A committee of men has gathered to discuss the recent (2 weeks ago?) spontaneous collapse of a skyscraper. One of the men is soon established to be a dim, upper-class twit with nothing to contribute.
"Quite,' I said curtly, and readdressed myself to Cohen: "Were you in New York when the Americus Tower fell?"
"I had my residence on the roof of the Americus," interposed the futile Mr. Murphy, producing blue prints, "and the coziest home I ever lived in. If you'll give me your gracious attention now, Mr. Craig, I'll show you what I want you to build for me in the way of a residence atop your new Central Unit in Canabec, and I'll take a twenty-year lease at eighty thousand a year."
He was of just enough importance to us to be admitted to the fringes of our conference, but that wasn't Mr. Murphy's conception of his status. He had a great deal of inherited money.
Near the end of the story the twit reveals that he had had a narrow escape, since he lived in the penthouse suite (an entire floor) of the collapsed building, and had been in Europe on vacation when the collapse occurred.
"You weren't at home, I take it, Mr. Murphy," said Cohen soberly, "when the Americus fell?"
"Oh, I would have been killed!" expostulated Mr. Murphy. "As a matter of fact, gentlemen, I was at my shore home in Maine."
And he insists on telling the others that his wife accuses him of leaving the bath running when he left. The others realize that, since the apartment was sealed, the entire floor would have filled with water and caused the collapse due to its weight.
"If you were drawing your bath," I said sternly, "you must have stopped the water. And you think that, perhaps, you went away and left the water running."
"A mere surmise, Mr. Craig. But why are you so pressing? If you think that I should pay this bill even now—"
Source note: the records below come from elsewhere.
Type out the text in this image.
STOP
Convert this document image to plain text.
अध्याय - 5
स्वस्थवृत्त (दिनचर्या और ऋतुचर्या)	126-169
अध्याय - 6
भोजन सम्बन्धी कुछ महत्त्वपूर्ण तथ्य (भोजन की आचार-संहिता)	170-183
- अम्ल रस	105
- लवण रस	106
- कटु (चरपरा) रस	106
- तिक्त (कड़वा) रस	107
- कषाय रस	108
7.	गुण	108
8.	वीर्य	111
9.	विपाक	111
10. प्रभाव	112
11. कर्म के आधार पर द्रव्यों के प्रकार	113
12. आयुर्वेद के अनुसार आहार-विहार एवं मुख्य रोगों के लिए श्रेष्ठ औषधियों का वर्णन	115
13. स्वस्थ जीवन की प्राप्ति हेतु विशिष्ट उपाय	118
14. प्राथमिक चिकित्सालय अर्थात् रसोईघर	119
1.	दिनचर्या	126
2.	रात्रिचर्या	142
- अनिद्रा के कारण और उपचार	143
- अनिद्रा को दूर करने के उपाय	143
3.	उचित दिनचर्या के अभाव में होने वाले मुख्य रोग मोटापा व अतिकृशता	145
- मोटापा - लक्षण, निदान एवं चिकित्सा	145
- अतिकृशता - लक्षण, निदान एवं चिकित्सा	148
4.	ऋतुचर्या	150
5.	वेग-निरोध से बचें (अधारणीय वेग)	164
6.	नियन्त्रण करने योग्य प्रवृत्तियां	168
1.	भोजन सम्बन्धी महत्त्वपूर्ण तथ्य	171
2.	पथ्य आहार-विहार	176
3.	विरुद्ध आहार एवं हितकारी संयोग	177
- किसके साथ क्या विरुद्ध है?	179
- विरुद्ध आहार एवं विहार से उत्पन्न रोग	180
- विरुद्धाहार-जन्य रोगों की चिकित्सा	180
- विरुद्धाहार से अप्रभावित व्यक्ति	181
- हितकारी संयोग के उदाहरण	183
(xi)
I drew a breath. "A hundred thousand cubic feet of water, gentlemen, weighs more than three thousand tons. In my opinion, though I'm no engineer, the steel frame designed by Hendricks would not have stood under a superimposed load of three thousand tons—not without buckling somewhere. If it would stand any such overloading, Hendricks didn't know his business. It's late in the day to reopen the investigation into the fall of the Americus Tower."
In this story we find what may be the earliest fictional mention of a pocket videophone:
"Now, gentlemen, please," breathed Mr. Bligh. "Do remember that I'm a thousand miles from home and haven't had any lunch yet. Well, I shall have to call up." He took out his pocketell. "Are you there? Billy calling . . . Hello, Molly! I just called you to say that I can't possibly get home— What's that, sweetheart? . . . Oh, no, no. . . . But I say that I am not! I am in New York in a conference. . . . Yes, business. . . . Why don't I— Now, Molly, how can you ask me to be so rude? . . . Oh, very well, my dear, in a moment." He turned to us, coloring, and said, "Will you permit?" We were married men ourselves; we smiled and got to our feet and bowed to his lady when she appeared; her eyes swept us vigilantly. "I'm sorry this had to happen, gentlemen," said Mr. Bligh, blanking her. "May we proceed now with our affair?"